11 Ocak 2012 Çarşamba

Yaşamak; Umutlar Anılar Birikimler Yükler ... BİZ ...

Yaşam nedir?  Uzun ince bir yol mu, inişli çıkışlı engebelerle dolu?

 Ya zaman...  Geçip giden, biz arkasından bakarken...

Geçmiş... Anılar yığdığımız, geri dönemediğimiz zamanlar...

Geri dönmek...  Gerçekten kaç kişi ister ki geri dönmeyi..?

Yeniden çocuk olsak, düşe kalka büyüsek... Çok sıkıcı ...  Yeniden konuşmayı yürümeyi, okuma yazmayı, yanmamak için sobaya dokunmamak gerektiğini deneyerek öğrenmek. Ve daha nicelerini öğrenmek defalarca tekrar ederek.  Off! Ya büluğ çağı, kişilik oturana kadar yaşanan kararsızlıklar - uyumsuzluklar... Tam bir kabus.  Hem bedenen ve hem de ruhen ne depremler yaşar çocuk da, kimse farkına varmaz.

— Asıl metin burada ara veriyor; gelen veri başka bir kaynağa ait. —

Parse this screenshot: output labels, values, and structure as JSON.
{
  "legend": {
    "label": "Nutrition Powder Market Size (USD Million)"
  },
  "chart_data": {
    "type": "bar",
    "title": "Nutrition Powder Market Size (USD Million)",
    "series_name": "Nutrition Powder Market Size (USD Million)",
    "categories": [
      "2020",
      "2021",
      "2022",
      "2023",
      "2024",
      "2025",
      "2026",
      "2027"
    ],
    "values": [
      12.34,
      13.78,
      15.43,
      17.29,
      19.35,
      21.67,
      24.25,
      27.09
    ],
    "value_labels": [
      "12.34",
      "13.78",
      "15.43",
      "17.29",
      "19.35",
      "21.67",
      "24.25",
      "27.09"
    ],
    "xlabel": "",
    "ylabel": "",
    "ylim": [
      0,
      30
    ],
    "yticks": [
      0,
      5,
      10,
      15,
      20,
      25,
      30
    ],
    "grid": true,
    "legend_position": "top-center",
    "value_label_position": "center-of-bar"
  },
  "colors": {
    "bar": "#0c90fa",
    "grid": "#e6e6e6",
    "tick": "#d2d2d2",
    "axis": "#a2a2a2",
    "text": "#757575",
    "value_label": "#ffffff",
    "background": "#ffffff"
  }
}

Büyümek içinse bütün bu uğraşlar... E büyüdük işte. Hem de çok büyüdük. Yaşlandık bile.

O halde nedir çocukluğumuza geçmişe duyduğumuz özlem,  yeniden bu deneyimlerden geçmek hiç de cazip olmadığına göre..?

Saflığa, doğallığa, tazeliğe,  gözlerdeki o canlı pervasız ışığa,  hemen hergün yeni birşey araştırmanın ve keşfetmenin insan ruhuna kattığı hazza, geleceğe yani bilinmeyene duyulan sonsuz merak ve heyecana, ve hayallerimize  özlem duyuyoruz sanırım...  Hangi ortamda yaşıyor olursak olalım sınırsız hayallerimiz vardı hani.  Gerçek dünyayla tanışalı; " piyangodan para çıkarsa bahçe içinde havuzlu bir ev alırım" ya da  "yurt dışına tatile giderim" den öteye geçemiyor genelde hayallerimiz.  Bir film yıldızı olmayı hayal edemeyiz artık mesela.

Yaşanmışlıklar biriktirdik bir ömür. Acılar - sevinçler,  umutlar - umutsuzluklar,  coşkular - hayal kırıklıkları biriktirdik, bir de sevgiler nefretler.  Beynimizin yüreğimizin bir köşesinde paslı sandıklarda saklı duruyor hepsi. Hatırlamak istediklerimizi çıkarıyoruz ara sıra,  döküyoruz ortaya,  teselli buluyoruz. Ya hatırlamak istemediklerimiz...  Onları taa diplere itekliyoruz en günyüzü görmeyecek karanlık köşelere.  Unutuyoruz, öyle sanıyoruz...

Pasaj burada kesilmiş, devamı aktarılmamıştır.